Why am I Telling You This?

I’ve debated publicly writing about my own experiences with “the crazy” for years.  I knew it was something I wanted and needed to do, but I was so afraid of the judgement and misunderstanding that typically follows mental health issues.  Now that some of my old issues, my demons, have started to creep back into my life it has become clear that now is the time to share my story.  I’m putting a voice (and face for some) to something that needs to be talked about.

I’m tired of pretending I haven’t struggled with “the crazy” because I have, and all the triumphs and setbacks have made me who I am.  This is something I have dealt with in my past, present, and will continue to deal with in my future.  I’m tired of covering it up because of the judgement people dealing mental health issues face.

When I was diagnosed with bipolar disorder my mom showed me a list (which I’ve since found on multiple websites ) of celebrities with bipolar disorder.  She said, “Look at all these successful people with the same thing you’re dealing with.  This isn’t a death sentence, it just means that some things are going to be harder for you.  But if they can do it, you can do it.” Knowing that other people have the same struggles, challenges, and setbacks as you is incredibly comforting, at least to me.

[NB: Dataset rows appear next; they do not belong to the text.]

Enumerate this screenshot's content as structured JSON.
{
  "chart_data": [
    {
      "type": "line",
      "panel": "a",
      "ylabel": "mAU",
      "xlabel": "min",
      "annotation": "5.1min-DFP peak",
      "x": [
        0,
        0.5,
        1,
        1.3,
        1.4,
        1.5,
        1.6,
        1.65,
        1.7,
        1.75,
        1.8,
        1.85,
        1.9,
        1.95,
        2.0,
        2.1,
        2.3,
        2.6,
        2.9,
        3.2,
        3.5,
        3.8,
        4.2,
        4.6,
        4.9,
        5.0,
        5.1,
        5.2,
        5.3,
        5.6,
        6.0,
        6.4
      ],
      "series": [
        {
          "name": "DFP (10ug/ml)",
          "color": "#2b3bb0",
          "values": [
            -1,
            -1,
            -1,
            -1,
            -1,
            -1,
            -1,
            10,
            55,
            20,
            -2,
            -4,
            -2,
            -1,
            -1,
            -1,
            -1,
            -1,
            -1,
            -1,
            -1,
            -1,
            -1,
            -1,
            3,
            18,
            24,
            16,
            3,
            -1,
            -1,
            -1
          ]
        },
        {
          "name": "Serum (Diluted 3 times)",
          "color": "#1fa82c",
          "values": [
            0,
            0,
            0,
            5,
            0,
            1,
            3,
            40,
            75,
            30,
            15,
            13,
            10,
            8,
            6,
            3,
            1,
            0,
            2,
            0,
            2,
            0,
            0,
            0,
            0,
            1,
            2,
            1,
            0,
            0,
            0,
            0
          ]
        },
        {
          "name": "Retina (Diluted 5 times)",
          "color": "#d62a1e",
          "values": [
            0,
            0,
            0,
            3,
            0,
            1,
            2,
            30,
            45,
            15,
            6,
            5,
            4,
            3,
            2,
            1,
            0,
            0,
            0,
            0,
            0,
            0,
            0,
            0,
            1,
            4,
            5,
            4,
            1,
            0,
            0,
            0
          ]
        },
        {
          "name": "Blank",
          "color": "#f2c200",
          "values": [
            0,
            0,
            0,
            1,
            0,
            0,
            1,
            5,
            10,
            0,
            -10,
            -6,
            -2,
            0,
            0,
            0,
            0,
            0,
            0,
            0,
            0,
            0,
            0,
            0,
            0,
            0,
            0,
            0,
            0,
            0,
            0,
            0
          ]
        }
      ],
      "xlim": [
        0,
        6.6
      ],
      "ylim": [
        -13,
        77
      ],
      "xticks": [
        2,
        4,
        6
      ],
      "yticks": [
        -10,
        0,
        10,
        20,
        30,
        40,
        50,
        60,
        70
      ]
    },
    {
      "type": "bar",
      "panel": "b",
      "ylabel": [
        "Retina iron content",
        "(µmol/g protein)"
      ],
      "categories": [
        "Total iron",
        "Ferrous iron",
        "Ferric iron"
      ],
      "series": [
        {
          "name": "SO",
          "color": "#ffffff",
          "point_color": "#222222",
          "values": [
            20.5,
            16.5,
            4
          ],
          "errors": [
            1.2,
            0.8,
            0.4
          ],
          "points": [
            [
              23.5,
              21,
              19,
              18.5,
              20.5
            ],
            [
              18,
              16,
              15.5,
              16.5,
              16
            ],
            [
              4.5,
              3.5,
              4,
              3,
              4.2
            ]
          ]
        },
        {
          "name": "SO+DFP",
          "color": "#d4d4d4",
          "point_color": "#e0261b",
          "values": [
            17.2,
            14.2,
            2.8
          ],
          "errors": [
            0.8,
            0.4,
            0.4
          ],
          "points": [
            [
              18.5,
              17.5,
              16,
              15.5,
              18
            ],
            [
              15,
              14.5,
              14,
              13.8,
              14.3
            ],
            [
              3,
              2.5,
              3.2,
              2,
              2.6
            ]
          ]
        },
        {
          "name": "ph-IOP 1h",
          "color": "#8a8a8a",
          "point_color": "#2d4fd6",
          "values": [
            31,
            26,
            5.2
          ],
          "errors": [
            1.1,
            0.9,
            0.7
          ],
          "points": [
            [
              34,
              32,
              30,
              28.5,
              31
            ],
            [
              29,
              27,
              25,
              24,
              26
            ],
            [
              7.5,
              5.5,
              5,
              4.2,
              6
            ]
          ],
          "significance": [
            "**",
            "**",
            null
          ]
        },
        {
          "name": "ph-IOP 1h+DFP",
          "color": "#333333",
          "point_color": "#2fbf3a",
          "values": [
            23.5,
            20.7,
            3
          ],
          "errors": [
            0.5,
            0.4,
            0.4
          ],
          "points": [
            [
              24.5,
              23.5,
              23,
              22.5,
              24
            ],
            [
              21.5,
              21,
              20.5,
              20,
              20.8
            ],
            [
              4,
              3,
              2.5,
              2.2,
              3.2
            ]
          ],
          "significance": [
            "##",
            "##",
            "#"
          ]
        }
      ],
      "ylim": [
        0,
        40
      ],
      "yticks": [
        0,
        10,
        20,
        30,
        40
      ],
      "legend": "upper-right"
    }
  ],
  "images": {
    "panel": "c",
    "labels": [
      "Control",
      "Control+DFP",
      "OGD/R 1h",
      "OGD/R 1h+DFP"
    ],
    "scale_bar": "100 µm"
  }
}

There is such a stigma around mental health that it forces people to hide their illness.  It also isn’t always covered by health insurance which is ridiculous.  It is a medical condition, yet providers can deny therapy and hospitalization.  When I was hospitalized I could only stay for 10 days because that’s what my insurance would cover.  10 days?!  People who are suffering to the extent of having to be hospitalized certainly need more than 10 days before they’re ready to rejoin society as a functioning human.  That’s barely enough time to get on the right meds, let alone deal with the actual issues.  Most mental health issues are treated with a combination of medication and therapy so people can learn to understand and deal with their symptoms.   Sadly so many people are overmedicated as a way to “silence” their symptoms.  Medication is used to regulate and stabilize, it’s not supposed to be the answer.  You can’t just drug people and expect them to function.  I’ve been over-medicated and you lose the ability to function.  Isn’t the goal of medication to give people tools to help them be stable, functioning members of society?  That was certainly my impression.

I don’t want to hide from my past and I don’t want my past to creep into my present, which is why I’m taking action.  I’m seeing a psychologist, I’m open to seeing a psychiatrist, and I’m writing about my experiences.  I know that not everyone will understand.
Part of dealing with “the crazy” is realizing that not everyone will understand you, but hopefully you can find peace with yourself.  I do this for myself as much as I do it for others.  I’m sick and tired of covering it up because it makes people feel uncomfortable or scared.  I’m not willing to deal with it in silence anymore.  I want to raise awareness as much as I want to offer a sense of understanding and “I feel that way too” for others who struggle with “the crazy”.  I’m not afraid anymore, and I hope others won’t be either.